The other major influence on me were toys, as toy companies eagerly churned out all kinds of rockets, rovers and spaceships to meet the demand of wide eyed schoolboys across the globe. 

When I was about 7, I was given my first Tri-ang Spacex miniature toy - an inexpensive spaceship from Woolworths, packed on a colourful card. This and the rest of the series of toys which I would begin to religiously collect over the next twelve months - cemented my love of space.

The little toys came with a small one inch high golden astronaut figure and on the reverse of the card were photographs of other models, each shown on a fabulously colourful and imaginative background. What was more amazing for me was that I could see similar vehicles in the medley of s pace books that I craved, either in libraries or bought with my pocket money or brought by Father Christmas. 

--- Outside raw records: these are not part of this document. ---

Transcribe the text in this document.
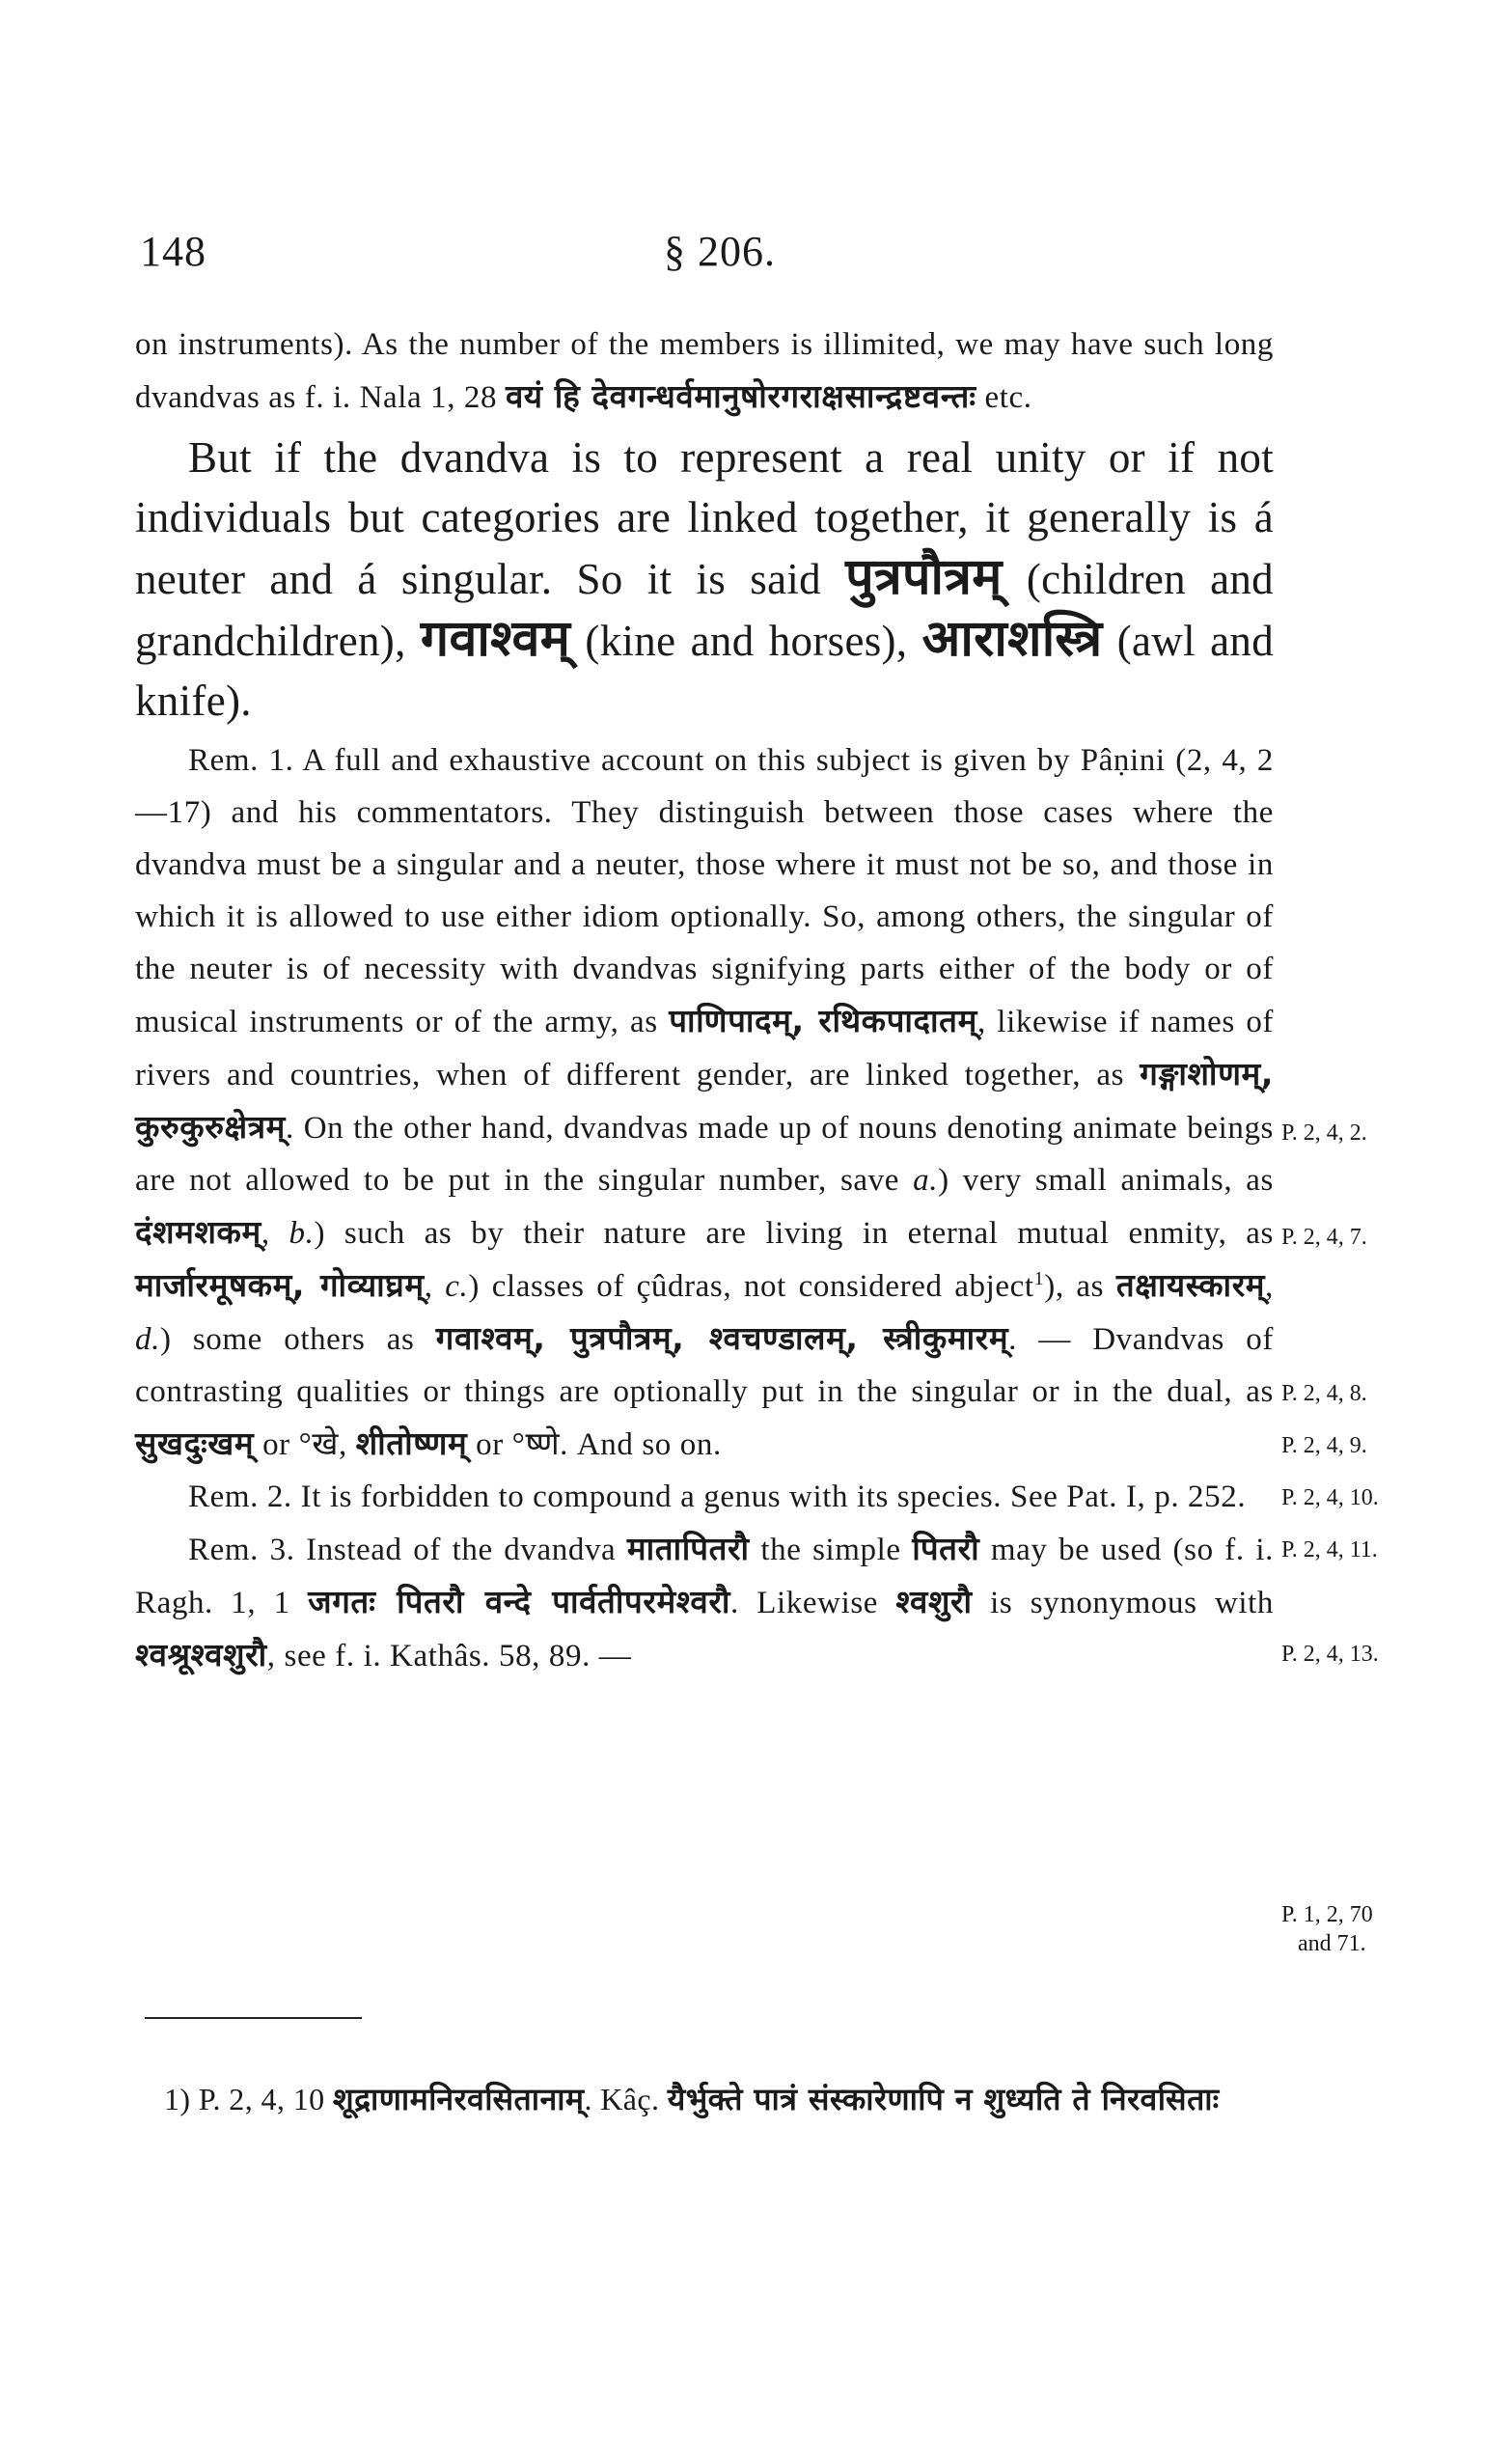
148	§ 206.

on instruments). As the number of the members is illimited, we may have such long dvandvas as f. i. Nala 1, 28 वयं हि देवगन्धर्वमानुषोरगराक्षसान्द्रष्टवन्तः etc.

But if the dvandva is to represent a real unity or if not individuals but categories are linked together, it generally is á neuter and á singular. So it is said पुत्रपौत्रम् (children and grandchildren), गवाश्वम् (kine and horses), आराशस्त्रि (awl and knife).

Rem. 1. A full and exhaustive account on this subject is given by Pâṇini (2, 4, 2—17) and his commentators. They distinguish between those cases where the dvandva must be a singular and a neuter, those where it must not be so, and those in which it is allowed to use either idiom optionally. So, among others, the singular of the neuter is of necessity with dvandvas signifying parts either of the body or of musical instruments or of the army, as पाणिपादम्, रथिकपादातम्, likewise if names of rivers and countries, when of different gender, are linked together, as गङ्गाशोणम्, कुरुकुरुक्षेत्रम्. On the other hand, dvandvas made up of nouns denoting animate beings are not allowed to be put in the singular number, save a.) very small animals, as दंशमशकम्, b.) such as by their nature are living in eternal mutual enmity, as मार्जारमूषकम्, गोव्याघ्रम्, c.) classes of çûdras, not considered abject$^1$), as तक्षायस्कारम्, d.) some others as गवाश्वम्, पुत्रपौत्रम्, श्वचण्डालम्, स्त्रीकुमारम्. — Dvandvas of contrasting qualities or things are optionally put in the singular or in the dual, as सुखदुःखम् or °खे, शीतोष्णम् or °ष्णे. And so on.

Rem. 2. It is forbidden to compound a genus with its species. See Pat. I, p. 252.

Rem. 3. Instead of the dvandva मातापितरौ the simple पितरौ may be used (so f. i. Ragh. 1, 1 जगतः पितरौ वन्दे पार्वतीपरमेश्वरौ. Likewise श्वशुरौ is synonymous with श्वश्रूश्वशुरौ, see f. i. Kathâs. 58, 89. —

P. 2, 4, 2.
P. 2, 4, 7.
P. 2, 4, 8.
P. 2, 4, 9.
P. 2, 4, 10.
P. 2, 4, 11.
P. 2, 4, 13.
P. 1, 2, 70
and 71.
1) P. 2, 4, 10 शूद्राणामनिरवसितानाम्. Kâç. यैर्भुक्ते पात्रं संस्कारेणापि न शुध्यति ते निरवसिताः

As I watched the moon race unfold on tv and in the media, I wondered why the rockets where uniformly white or grey and not glossy red or sparkling blue and why they weren't carrying balloon tyred rovers or orbiting massive wheel shaped space stations on the way to the moon. Why was reality so divorced from my vision of the space age? The endless stream of Gerry Anderson shows and films such as 2001: A Space Odyssey seemed to show the 'real' future, why was what was happening at Cape Kennedy so staid and dull? Why were the pictures of the moon landing in black and white and why were they so fuzzy ?

I became increasingly disillusioned with the reality of space exploration as I saw that it had clearly diverged sharply from the promised future I had seen in toys and in books, so I adhered to my own vision of the future and waited patiently for it to arrive.

In 1971, Countdown comic presented a poster showing preparation for the space programme up to 1988 - Gerry Anderson's UFO was set in 1980 and had a base on the moon even then. The poster showed how the moon would be used as a staging post to Mars and huge space stations would ship men back and to the Moon via elaborate shuttles, while in the background, the Grand Tour of the Solar system would be effected by remote probes. now a quarter century later, only the smallest part of this vast plan has been effected.

My fascination with the space race never abated, has never receded, but I now have a special nostalgic fondness for a future which seemed to be just over the horizon, waiting just out of reach, the day after tomorrow. 

That tomorrow never came and now, decades later, I look back on that period by way of the books and magazines, posters, comics, stamps and toys which seemed to shape a bold and promising future. This blog will explore this forgotten vision and try to recapture some of the excitement and wonder of the Moon Race.